Patients advised to continue ACE inhibitors/ARBs after researcher posits risk for severe COVID-19 infection
FRIDAY, March 20, 2020 (HealthDay News) — Patients already prescribed angiotensin-converting enzyme (ACE) inhibitors or angiotensin receptor blockers (ARBs) should continue taking their medications, according to a joint statement from the American Heart Association (AHA), the Heart Failure Society of America (HFSA), and the American College of Cardiology (ACC), issued in response to a research letter published online March 11 in The Lancet Respiratory Medicine.
In a statement, the AHA, HFSA, and ACC recommend that patients who have been prescribed ACE inhibitors or ARB medications for indications such as heart failure, hypertension, or ischemic heart disease should continue these medications.
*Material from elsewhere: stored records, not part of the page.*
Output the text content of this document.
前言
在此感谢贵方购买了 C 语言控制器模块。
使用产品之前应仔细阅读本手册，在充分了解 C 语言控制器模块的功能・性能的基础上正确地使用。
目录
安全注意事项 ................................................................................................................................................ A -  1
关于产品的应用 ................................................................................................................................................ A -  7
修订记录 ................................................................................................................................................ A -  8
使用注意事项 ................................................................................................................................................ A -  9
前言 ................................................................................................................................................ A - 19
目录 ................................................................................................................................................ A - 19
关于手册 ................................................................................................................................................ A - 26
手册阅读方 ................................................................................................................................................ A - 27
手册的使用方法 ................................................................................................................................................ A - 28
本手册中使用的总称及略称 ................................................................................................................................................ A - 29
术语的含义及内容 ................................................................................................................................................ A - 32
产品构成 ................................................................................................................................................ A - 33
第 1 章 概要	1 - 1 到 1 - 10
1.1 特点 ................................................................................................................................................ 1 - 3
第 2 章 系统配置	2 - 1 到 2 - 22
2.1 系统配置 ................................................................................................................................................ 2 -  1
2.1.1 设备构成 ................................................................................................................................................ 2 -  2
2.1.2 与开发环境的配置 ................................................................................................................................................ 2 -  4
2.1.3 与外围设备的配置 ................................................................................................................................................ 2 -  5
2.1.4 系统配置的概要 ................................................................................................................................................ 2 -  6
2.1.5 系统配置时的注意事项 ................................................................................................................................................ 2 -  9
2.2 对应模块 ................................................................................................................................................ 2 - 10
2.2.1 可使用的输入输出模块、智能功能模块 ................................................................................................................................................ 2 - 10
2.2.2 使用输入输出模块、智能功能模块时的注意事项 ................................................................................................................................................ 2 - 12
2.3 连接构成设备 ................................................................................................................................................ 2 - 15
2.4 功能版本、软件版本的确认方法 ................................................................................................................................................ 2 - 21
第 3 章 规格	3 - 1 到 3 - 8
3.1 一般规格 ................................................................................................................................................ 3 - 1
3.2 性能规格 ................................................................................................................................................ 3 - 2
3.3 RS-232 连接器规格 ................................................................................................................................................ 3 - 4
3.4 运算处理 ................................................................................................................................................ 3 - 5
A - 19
Cardiovascular disease patients who are diagnosed with COVID-19 should be fully assessed before addition or removal of medications, and changes should be based on the latest scientific evidence and shared decision making.
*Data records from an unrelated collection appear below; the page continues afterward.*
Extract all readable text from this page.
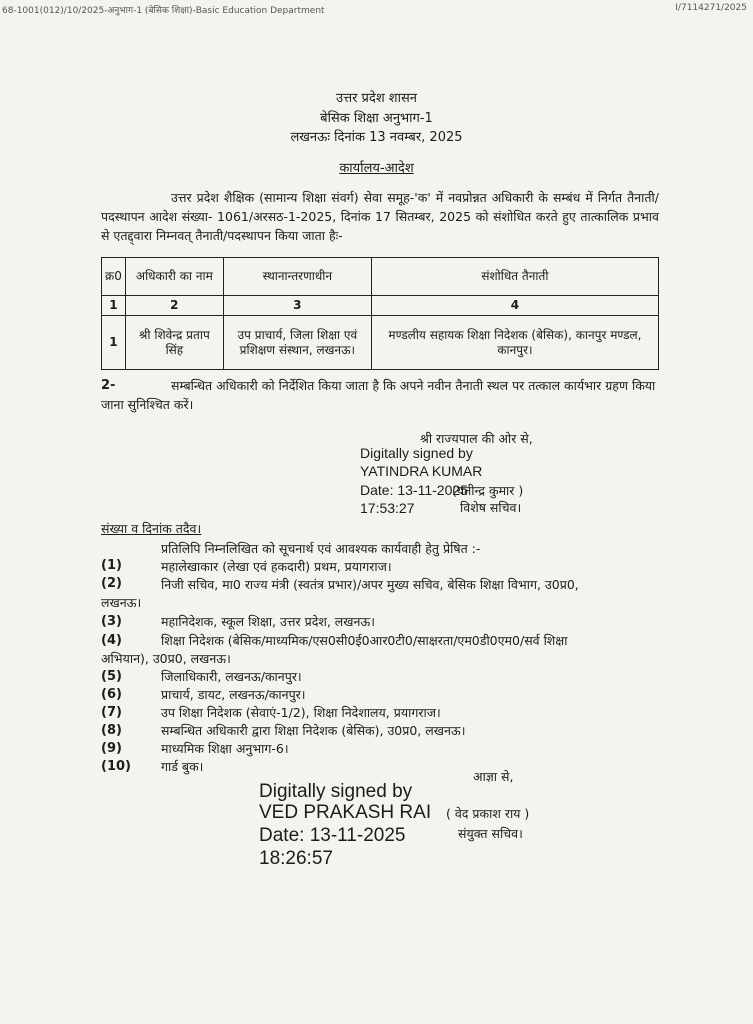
68-1001(012)/10/2025-अनुभाग-1 (बेसिक शिक्षा)-Basic Education Department	I/7114271/2025
उत्तर प्रदेश शासन
बेसिक शिक्षा अनुभाग-1
लखनऊः दिनांक 13 नवम्बर, 2025
कार्यालय-आदेश
उत्तर प्रदेश शैक्षिक (सामान्य शिक्षा संवर्ग) सेवा समूह-'क' में नवप्रोन्नत अधिकारी के सम्बंध में निर्गत तैनाती/ पदस्थापन आदेश संख्या- 1061/अरसठ-1-2025, दिनांक 17 सितम्बर, 2025 को संशोधित करते हुए तात्कालिक प्रभाव से एतद्द्वारा निम्नवत् तैनाती/पदस्थापन किया जाता हैः-
क्र0	अधिकारी का नाम	स्थानान्तरणाधीन	संशोधित तैनाती
1	2	3	4
1	श्री शिवेन्द्र प्रताप सिंह	उप प्राचार्य, जिला शिक्षा एवं प्रशिक्षण संस्थान, लखनऊ।	मण्डलीय सहायक शिक्षा निदेशक (बेसिक), कानपुर मण्डल, कानपुर।
2-	सम्बन्धित अधिकारी को निर्देशित किया जाता है कि अपने नवीन तैनाती स्थल पर तत्काल कार्यभार ग्रहण किया जाना सुनिश्चित करें।
श्री राज्यपाल की ओर से,
Digitally signed by
YATINDRA KUMAR
Date: 13-11-2025
(यतीन्द्र कुमार )
17:53:27	विशेष सचिव।
संख्या व दिनांक तदैव।
प्रतिलिपि निम्नलिखित को सूचनार्थ एवं आवश्यक कार्यवाही हेतु प्रेषित :-
(1)	महालेखाकार (लेखा एवं हकदारी) प्रथम, प्रयागराज।
(2)	निजी सचिव, मा0 राज्य मंत्री (स्वतंत्र प्रभार)/अपर मुख्य सचिव, बेसिक शिक्षा विभाग, उ0प्र0,
लखनऊ।
(3)	महानिदेशक, स्कूल शिक्षा, उत्तर प्रदेश, लखनऊ।
(4)	शिक्षा निदेशक (बेसिक/माध्यमिक/एस0सी0ई0आर0टी0/साक्षरता/एम0डी0एम0/सर्व शिक्षा
अभियान), उ0प्र0, लखनऊ।
(5)	जिलाधिकारी, लखनऊ/कानपुर।
(6)	प्राचार्य, डायट, लखनऊ/कानपुर।
(7)	उप शिक्षा निदेशक (सेवाएं-1/2), शिक्षा निदेशालय, प्रयागराज।
(8)	सम्बन्धित अधिकारी द्वारा शिक्षा निदेशक (बेसिक), उ0प्र0, लखनऊ।
(9)	माध्यमिक शिक्षा अनुभाग-6।
(10) गार्ड बुक।
आज्ञा से,
Digitally signed by
VED PRAKASH RAI ( वेद प्रकाश राय )
Date: 13-11-2025	संयुक्त सचिव।
18:26:57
The statement comes in response to a research letter authored by Lei Fang, M.D., Ph.D., from the University Hospital Basel in Switzerland, and colleagues. Noting that in three studies of patients with COVID-19, the most frequent comorbidities reported are often treated with ACE inhibitors and that human pathogenic coronaviruses bind to their target cells through angiotensin converting enzyme 2 (ACE2), the authors hypothesized that diabetes and hypertension treatment with ACE2-stimulating drugs may increase the risk for developing severe and fatal COVID-19. Based on this hypothesis, the authors suggest that patients with cardiac diseases, hypertension, or diabetes, treated with ACE2-increasing drugs, may be at higher risk for severe COVID-19 infection and should be monitored for ACE2-modulating medications.